Friday, January 21, 2011

Marshmallow Cream Brownie Mix

At the same place 10 years

The effects of information overload induced on society are reflected at several levels and I think it will cause potentially huge changes (positive or negative) Culture and citizens. The latest is "information in real time, as we have seen recently the revolution of jasmine in Tunisia, but also, more prosaically, in our everyday life , on Twitter and Facebook, including SMS (it is not unusual to send 100 messages a day, all channels) .

I wonder about the reasons that we want to immerse themselves in this deluge of information and I asked myself the question of how we responded at the beginning of the wave.

It is worth remembering that the first "Mode" on the very first websites, about between 1993 and 1999, was to build interfaces overloaded, "noisy" and movies (there are still some artifacts on the web if you look carefully) . But why?


must be put in context. With the advent of the Web (and browsers Mosaic and Netscape) the general public accessed simply and quickly, for the first time a huge amount of information, and that from the same place: the screen of his computer. Previously, to gather all this information should not be counted in seconds, but day.

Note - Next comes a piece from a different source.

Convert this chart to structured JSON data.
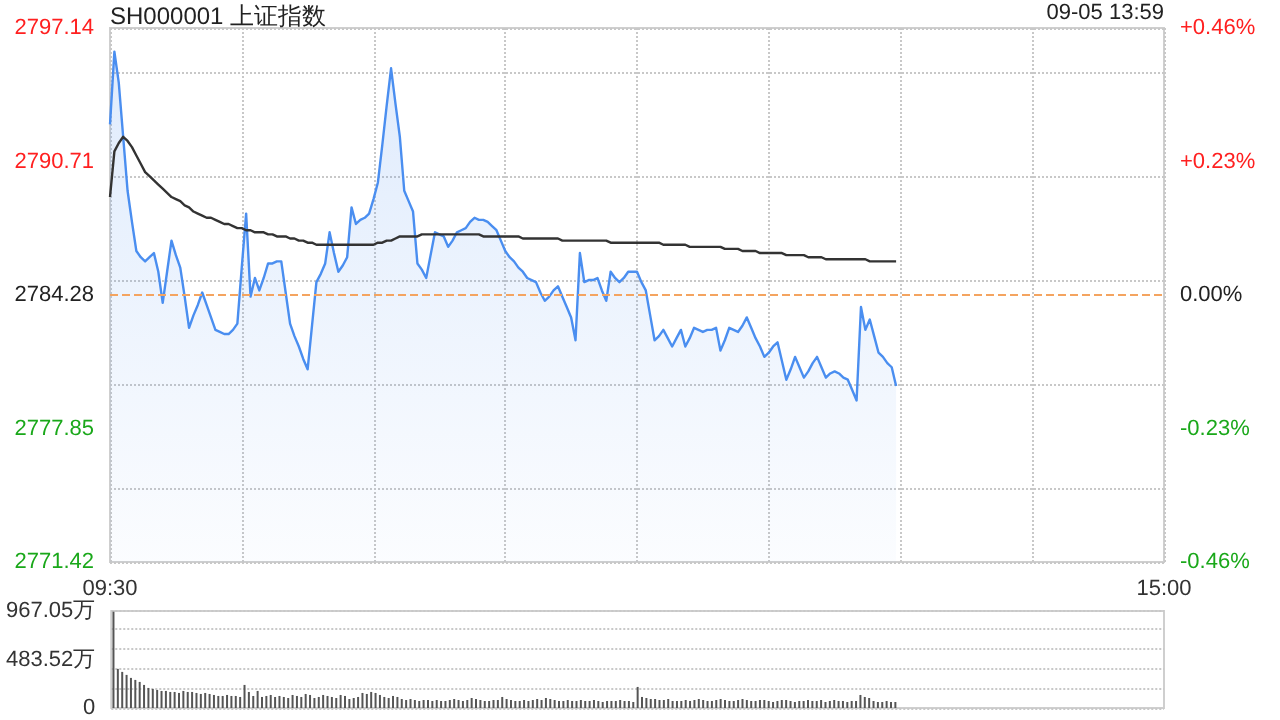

was perhaps already forgotten, but historically it has always been difficult to search and find information (which is why we pay our journalists, teachers and librarians). Find the information asked for some information and know-how and then some, being able to move or be linked with the sources.

Screen abundance

But at the beginning of the Web, the Internet 're doing for the first time the experience of having all at your fingertips (literally, in the case Today with the iPad). When moving from an era where information is scarce and scattered, it was normal that he first reflex was to put everything in piles on the screen, just to show that "everyone" was there .


The first sites were as ugly as each other, crowded and hard to navigate. Let's put ourselves in the spirit of the time. When seeking out web is long and tedious, so even in the face of "ugly sites and heavy," the mere "fall" on a wealth of information was a distinct advantage.

Concern for "Webmaster" was simply "making available" all that was possible. The user is intoxicated with the "quantity" of information that the site was delivering a few clicks.

Think back to the interface of Yahoo. A mess. And the flagship site of Web 1.0. "All in one place."

And by contrast the herald of Web 2.0, Google, annunciator interfaces sleek 2000s, did understand that "all in one place" does not mean everything on the screen ...


It seems that if the first reaction was to "celebrate" the overabundance of information by displaying it without nuance, you get tired pretty quickly. "The real time information" will probably follow the same path, although I do not know what path it will take. Social filtering is a first strategy.

- But how the flow management of its network will organically?

- What is a information architecture of a social graph?

- How to build a cognitive ergonomics of "real time"?